In exchange for the lifting of sanctions imposed by the US and the EU, Iran agreed to limit its uranium enrichment capacity to ensure that its nuclear goals are purely peaceful.
The International Atomic Energy Agency (IAEA), the United Nations' nuclear watchdog, will control Iran's compliance with the safeguards that were imposed on it in the nuclear framework accord.
The IAEA will conduct what the US president described as "intrusive" inspections of Iranian nuclear facilities. Its inspectors will have access to all nuclear sites they consider suspicious for at least a decade. The agency will control Iran's research on advanced centrifuges that produce weapon-grade uranium.
A final comprehensive deal is expected to be signed by the end of June.
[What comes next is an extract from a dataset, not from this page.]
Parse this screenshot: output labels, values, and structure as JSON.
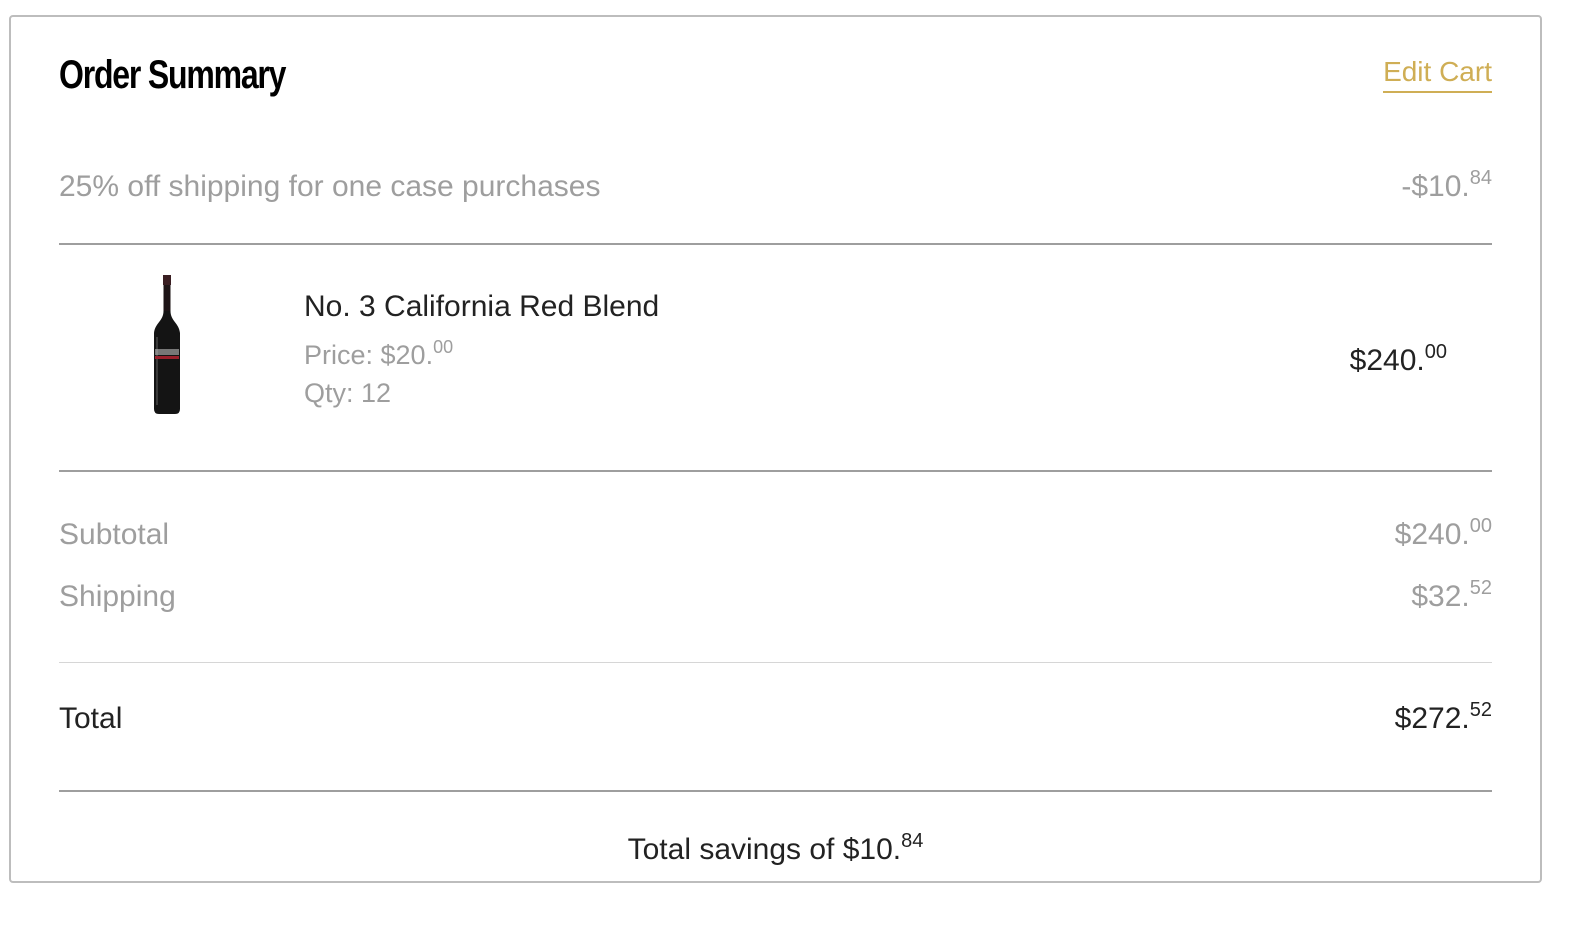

Meanwhile, Russian Foreign Minister Sergei Lavrov told Rossiya Segodnya news that Iran will be the most controlled, most inspected state if principles agreed on in Lausanne are translated into the language of practical agreements.
Lavrov said Iran had always emphasized that it was ready to fulfill its obligations in the non-proliferation of the nuclear weapons agreement.
Russia's top diplomat also stated that the agreement, brokered by envoys of Iran and P5+1 group, will not lead to an arms race in the Middle East.
“In any case, everything that was decided and everything that has to come true…does not give any reason to say that this will provoke an arms race. On the contrary, this agreement closes the possibility of somehow looking for loopholes to open a military aspect in Iran's nuclear program,” Lavrov added.